Just as my heartache can lend itself to a dire worldview, so it must also be true that mending that heart lends itself to a hopeful one. In one of the most beautiful passages ever written by a man in prison, Czech playwright and future president Vaclav Havel gives shape to hope and why it is not only necessary but, in fact, sublime. And the only way to read his words are by trusting him; by casting aside our doubts both about ourselves and others; and by believing that he believed what he wrote with the depth of his heart. And if we can do that, we’re already halfway to mending our own hearts and opening them to hope.

The kind of hope I often think about (especially in situations that are particularly hopeless, such as prison) I understand above all as a state of mind, not a state of the world. Either we have hope within us or we don’t; it is a dimension of the soul; it’s not essentially dependent on some particular observation of the world or estimate of the situation. Hope is not prognostication. It is an orientation of the spirit, an orientation of the heart; it transcends the world that is immediately experienced, and is anchored somewhere beyond its horizons. Hope, in this deep and powerful sense, is not the same as joy that things are going well, or willingness to invest in enterprises that are obviously headed for early success, but, rather, an ability to work for something because it is good, not just because it stands a chance to succeed.

— Vaclav Havel

Hope, as Havel sees it, is intimately connected to virtue.
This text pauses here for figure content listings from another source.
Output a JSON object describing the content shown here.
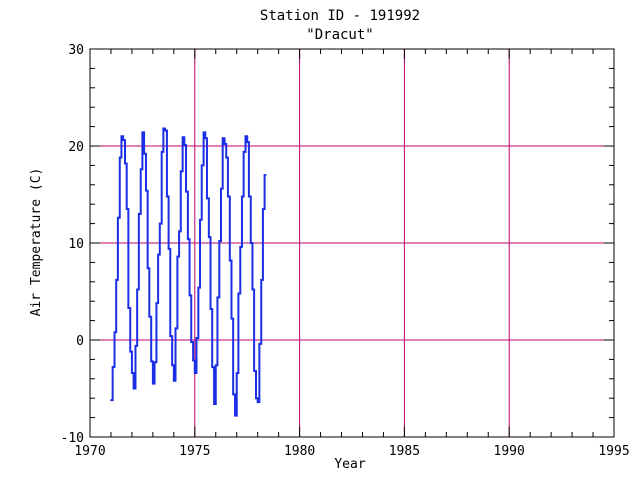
{
  "chart_data": {
    "type": "line",
    "title": "Station ID - 191992",
    "subtitle": "\"Dracut\"",
    "xlabel": "Year",
    "ylabel": "Air Temperature (C)",
    "xlim": [
      1970,
      1995
    ],
    "ylim": [
      -10,
      30
    ],
    "x_ticks": [
      1970,
      1975,
      1980,
      1985,
      1990,
      1995
    ],
    "y_ticks": [
      -10,
      0,
      10,
      20,
      30
    ],
    "grid_x": [
      1975,
      1980,
      1985,
      1990
    ],
    "grid_y": [
      0,
      10,
      20
    ],
    "grid_color": "#c0006a",
    "line_color": "#1a2ee6",
    "step": true,
    "series": [
      {
        "values": [
          [
            1971.0,
            -6.2
          ],
          [
            1971.08,
            -2.8
          ],
          [
            1971.17,
            0.8
          ],
          [
            1971.25,
            6.2
          ],
          [
            1971.33,
            12.6
          ],
          [
            1971.42,
            18.8
          ],
          [
            1971.5,
            21.0
          ],
          [
            1971.58,
            20.6
          ],
          [
            1971.67,
            18.2
          ],
          [
            1971.75,
            13.5
          ],
          [
            1971.83,
            3.3
          ],
          [
            1971.92,
            -1.2
          ],
          [
            1972.0,
            -3.4
          ],
          [
            1972.08,
            -5.0
          ],
          [
            1972.17,
            -0.6
          ],
          [
            1972.25,
            5.2
          ],
          [
            1972.33,
            13.0
          ],
          [
            1972.42,
            17.6
          ],
          [
            1972.5,
            21.4
          ],
          [
            1972.58,
            19.2
          ],
          [
            1972.67,
            15.4
          ],
          [
            1972.75,
            7.4
          ],
          [
            1972.83,
            2.4
          ],
          [
            1972.92,
            -2.2
          ],
          [
            1973.0,
            -4.5
          ],
          [
            1973.08,
            -2.3
          ],
          [
            1973.17,
            3.8
          ],
          [
            1973.25,
            8.8
          ],
          [
            1973.33,
            12.0
          ],
          [
            1973.42,
            19.4
          ],
          [
            1973.5,
            21.8
          ],
          [
            1973.58,
            21.6
          ],
          [
            1973.67,
            14.8
          ],
          [
            1973.75,
            9.4
          ],
          [
            1973.83,
            0.4
          ],
          [
            1973.92,
            -2.6
          ],
          [
            1974.0,
            -4.2
          ],
          [
            1974.08,
            1.2
          ],
          [
            1974.17,
            8.6
          ],
          [
            1974.25,
            11.2
          ],
          [
            1974.33,
            17.4
          ],
          [
            1974.42,
            20.9
          ],
          [
            1974.5,
            20.1
          ],
          [
            1974.58,
            15.3
          ],
          [
            1974.67,
            10.4
          ],
          [
            1974.75,
            4.6
          ],
          [
            1974.83,
            -0.2
          ],
          [
            1974.92,
            -2.1
          ],
          [
            1975.0,
            -3.4
          ],
          [
            1975.08,
            0.2
          ],
          [
            1975.17,
            5.4
          ],
          [
            1975.25,
            12.4
          ],
          [
            1975.33,
            18.0
          ],
          [
            1975.42,
            21.4
          ],
          [
            1975.5,
            20.8
          ],
          [
            1975.58,
            14.6
          ],
          [
            1975.67,
            10.6
          ],
          [
            1975.75,
            3.2
          ],
          [
            1975.83,
            -2.8
          ],
          [
            1975.92,
            -6.6
          ],
          [
            1976.0,
            -2.6
          ],
          [
            1976.08,
            4.4
          ],
          [
            1976.17,
            10.2
          ],
          [
            1976.25,
            15.6
          ],
          [
            1976.33,
            20.8
          ],
          [
            1976.42,
            20.2
          ],
          [
            1976.5,
            18.8
          ],
          [
            1976.58,
            14.8
          ],
          [
            1976.67,
            8.2
          ],
          [
            1976.75,
            2.2
          ],
          [
            1976.83,
            -5.6
          ],
          [
            1976.92,
            -7.8
          ],
          [
            1977.0,
            -3.4
          ],
          [
            1977.08,
            4.8
          ],
          [
            1977.17,
            9.6
          ],
          [
            1977.25,
            14.8
          ],
          [
            1977.33,
            19.4
          ],
          [
            1977.42,
            21.0
          ],
          [
            1977.5,
            20.4
          ],
          [
            1977.58,
            14.8
          ],
          [
            1977.67,
            10.0
          ],
          [
            1977.75,
            5.2
          ],
          [
            1977.83,
            -3.2
          ],
          [
            1977.92,
            -6.0
          ],
          [
            1978.0,
            -6.4
          ],
          [
            1978.08,
            -0.4
          ],
          [
            1978.17,
            6.2
          ],
          [
            1978.25,
            13.5
          ],
          [
            1978.33,
            17.0
          ]
        ]
      }
    ]
  }
}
A very old fashioned concept that rings funny in today’s world of WhatsApp notifications and Tinder swipes. Because it’s old fashioned; because it’s so heavily laden with religious connotation and because God is supposedly dead; virtue has fallen into disbelief. At the same time, it is exactly what we crave. It’s the food our souls yearn to be fulfilled with, and it appears in our lives even when we want to believe it isn’t there. Virtue is not a promise. Virtue is not something that can let you down. Virtue just is. We do virtuous acts all the time. It’s just that we rarely acknowledge them as such.